World on the Ground takes its name from the second track, “Pay It No Mind.” The song focuses on a little bird perched by a seventh story window, taking a pause from flight and looking down at the world and the bustling people on the ground. The bird, able to take it all in with a wide-eyed vantage point, imparts wisdom to those below her, encouraging whoever might listen to not let the worst days get the best of them. The vantage point of the “little bird stretching her wings” encapsulates the perspective with which I tried to write many of the songs on this album — out of body and outward facing.
For my four previous solo albums and one with my band I’m With Her, the records were made while living at the studio, fully immersed and working endless hours each day. There are, of course, advantages to that intense immersion, but it can also be easy to lose perspective and get in your own way. Working with John was the opposite experience. His home studio in Chelsea was seven stops on the C train from my Upper West Side apartment. For the first time as an adult, I had a regular commute to my job. I’d arrive at the studio at noon and depart at 6 on any days that I was home in New York between tours. To many, this probably seems like a brief work day, but the structure and consistency that John put in place saved my ears from the usual sonic fatigue that studio work can bring. I arrived each day ready to dive in, and left each evening not wanting to leave, the music still fresh and swirling around in my head as I walked back to the train, eyes open to the world in front of me.

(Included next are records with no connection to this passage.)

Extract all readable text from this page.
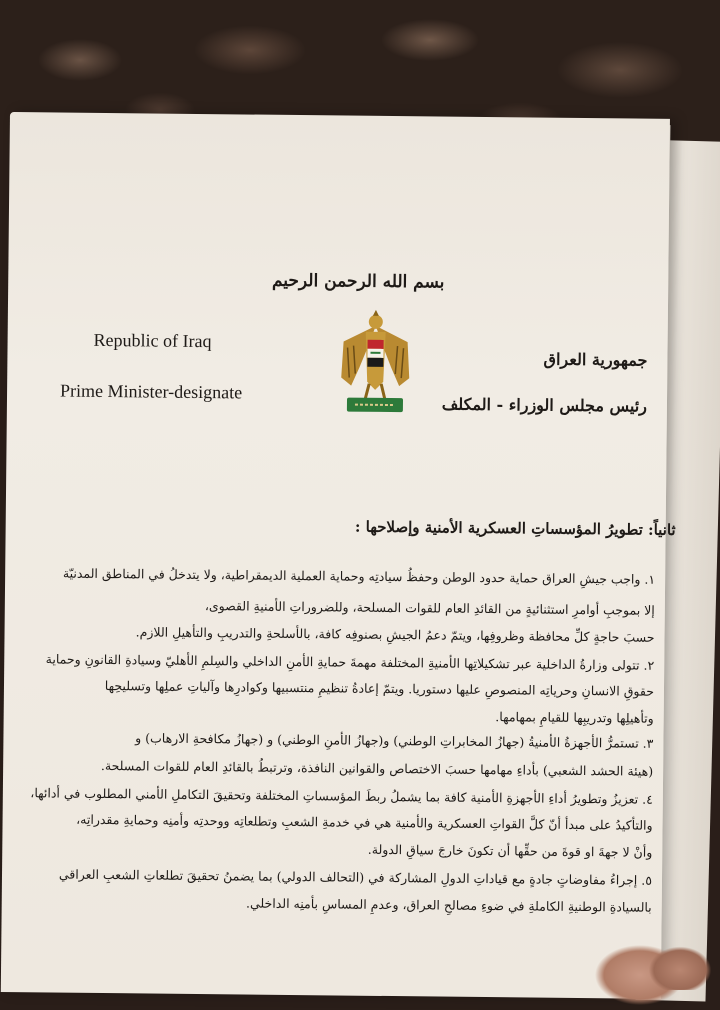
بسم الله الرحمن الرحيم
Republic of Iraq
Prime Minister-designate
جمهورية العراق
رئيس مجلس الوزراء - المكلف
ثانياً: تطويرُ المؤسساتِ العسكرية الأمنية وإصلاحها :
١. واجب جيشِ العراق حماية حدود الوطن وحفظُ سيادتِه وحماية العملية الديمقراطية، ولا يتدخلُ في المناطق المدنيّة
إلا بموجبِ أوامرِ استثنائيةٍ من القائدِ العام للقوات المسلحة، وللضروراتِ الأمنيةِ القصوى،
حسبَ حاجةٍ كلِّ محافظة وظروفِها، ويتمّ دعمُ الجيشِ بصنوفِه كافة، بالأسلحةِ والتدريبِ والتأهيلِ اللازم.
٢. تتولى وزارةُ الداخلية عبر تشكيلاتِها الأمنيةِ المختلفة مهمةَ حمايةِ الأمنِ الداخلي والسِلمِ الأهليّ وسيادةِ القانونِ وحماية
حقوقِ الانسانِ وحرياتِه المنصوصِ عليها دستوريا. ويتمّ إعادةُ تنظيمِ منتسبيها وكوادرِها وآلياتِ عملِها وتسليحِها
وتأهيلِها وتدريبِها للقيامِ بمهامها.
٣. تستمرُّ الأجهزةُ الأمنيةُ (جهازُ المخابراتِ الوطني) و(جهازُ الأمنِ الوطني) و (جهازُ مكافحةِ الارهاب) و
(هيئة الحشد الشعبي) بأداءِ مهامها حسبَ الاختصاص والقوانين النافذة، وترتبطُ بالقائدِ العام للقوات المسلحة.
٤. تعزيزُ وتطويرُ أداءِ الأجهزةِ الأمنية كافة بما يشملُ ربطَ المؤسساتِ المختلفة وتحقيقَ التكاملِ الأمني المطلوب في أدائها،
والتأكيدُ على مبدأ أنّ كلَّ القواتِ العسكرية والأمنية هي في خدمةِ الشعبِ وتطلعاتِه ووحدتِه وأمنِه وحمايةِ مقدراتِه،
وأنْ لا جهةَ او قوةَ من حقِّها أن تكونَ خارجَ سياقِ الدولة.
٥. إجراءُ مفاوضاتٍ جادةٍ مع قياداتِ الدولِ المشاركة في (التحالف الدولي) بما يضمنُ تحقيقَ تطلعاتِ الشعبِ العراقي
بالسيادةِ الوطنيةِ الكاملةِ في ضوءِ مصالحِ العراق، وعدمِ المساسِ بأمنِه الداخلي.
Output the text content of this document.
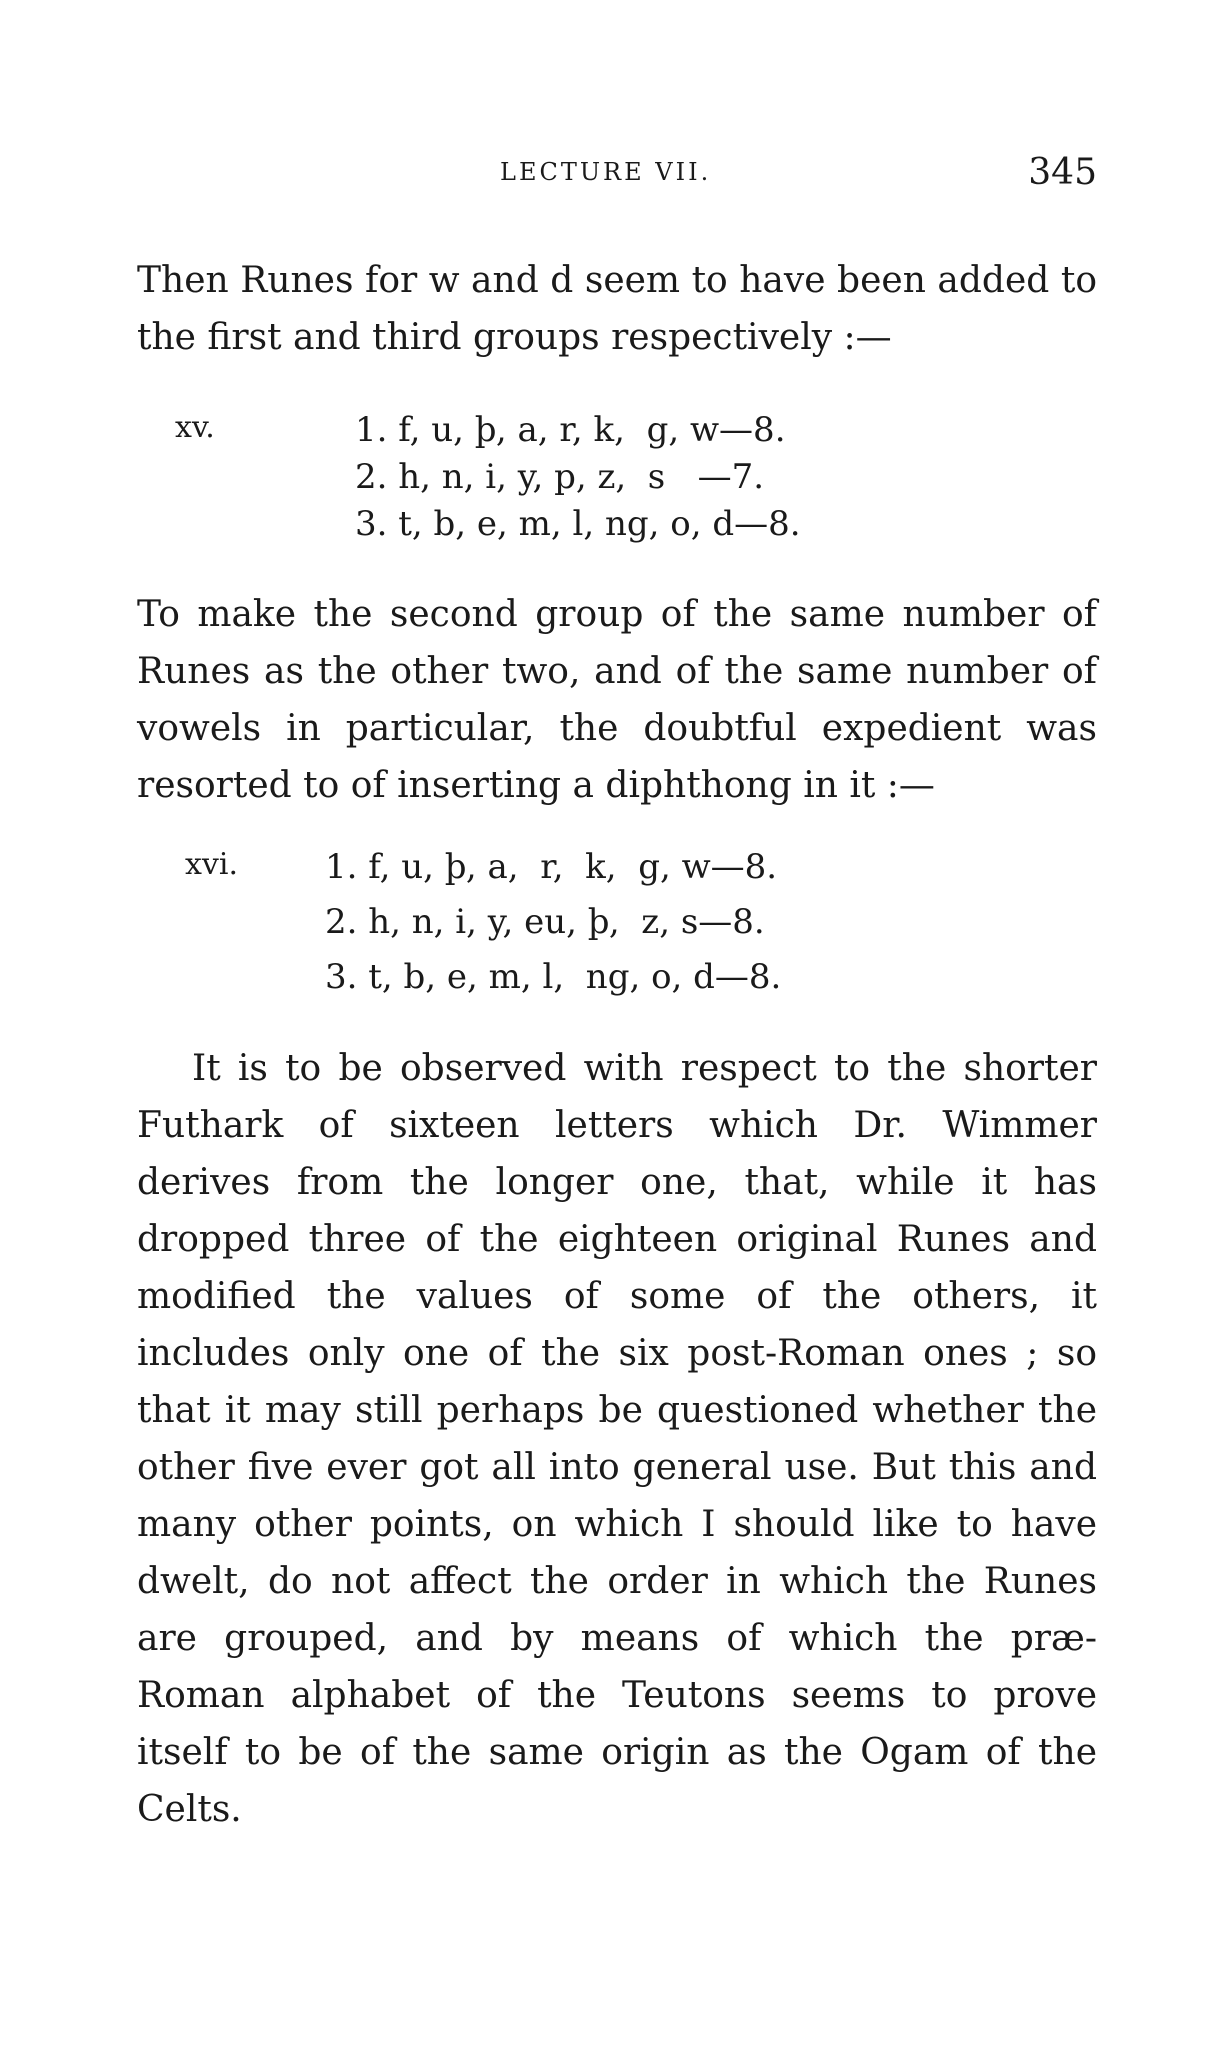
LECTURE VII.	345

Then Runes for w and d seem to have been added to the first and third groups respectively :—

xv.	1. f, u, þ, a, r, k,  g, w—8.
2. h, n, i, y, p, z,  s   —7.
3. t, b, e, m, l, ng, o, d—8.

To make the second group of the same number of Runes as the other two, and of the same number of vowels in particular, the doubtful expedient was resorted to of inserting a diphthong in it :—

xvi.	1. f, u, þ, a,  r,  k,  g, w—8.
2. h, n, i, y, eu, þ,  z, s—8.
3. t, b, e, m, l,  ng, o, d—8.

It is to be observed with respect to the shorter Futhark of sixteen letters which Dr. Wimmer derives from the longer one, that, while it has dropped three of the eighteen original Runes and modified the values of some of the others, it includes only one of the six post-Roman ones ; so that it may still perhaps be questioned whether the other five ever got all into general use. But this and many other points, on which I should like to have dwelt, do not affect the order in which the Runes are grouped, and by means of which the præ-Roman alphabet of the Teutons seems to prove itself to be of the same origin as the Ogam of the Celts.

There was something so important about this brief but regular subway commute back and forth from the studio to my home. As a musician who is nearly always on tour, travel can be tiresome and disorienting. But somehow this journey became the backdrop to writing these songs. Songs about Texas written in New York. The two places couldn’t be more different from each other. It’s as if being in the big city, far away from my small hometown, granted me the vantage point of the little bird in “Pay It No Mind.” Distance plus time very often equals perspective. People are pretty much the same anywhere you go. Face outward. Look up from your screen. Open your eyes.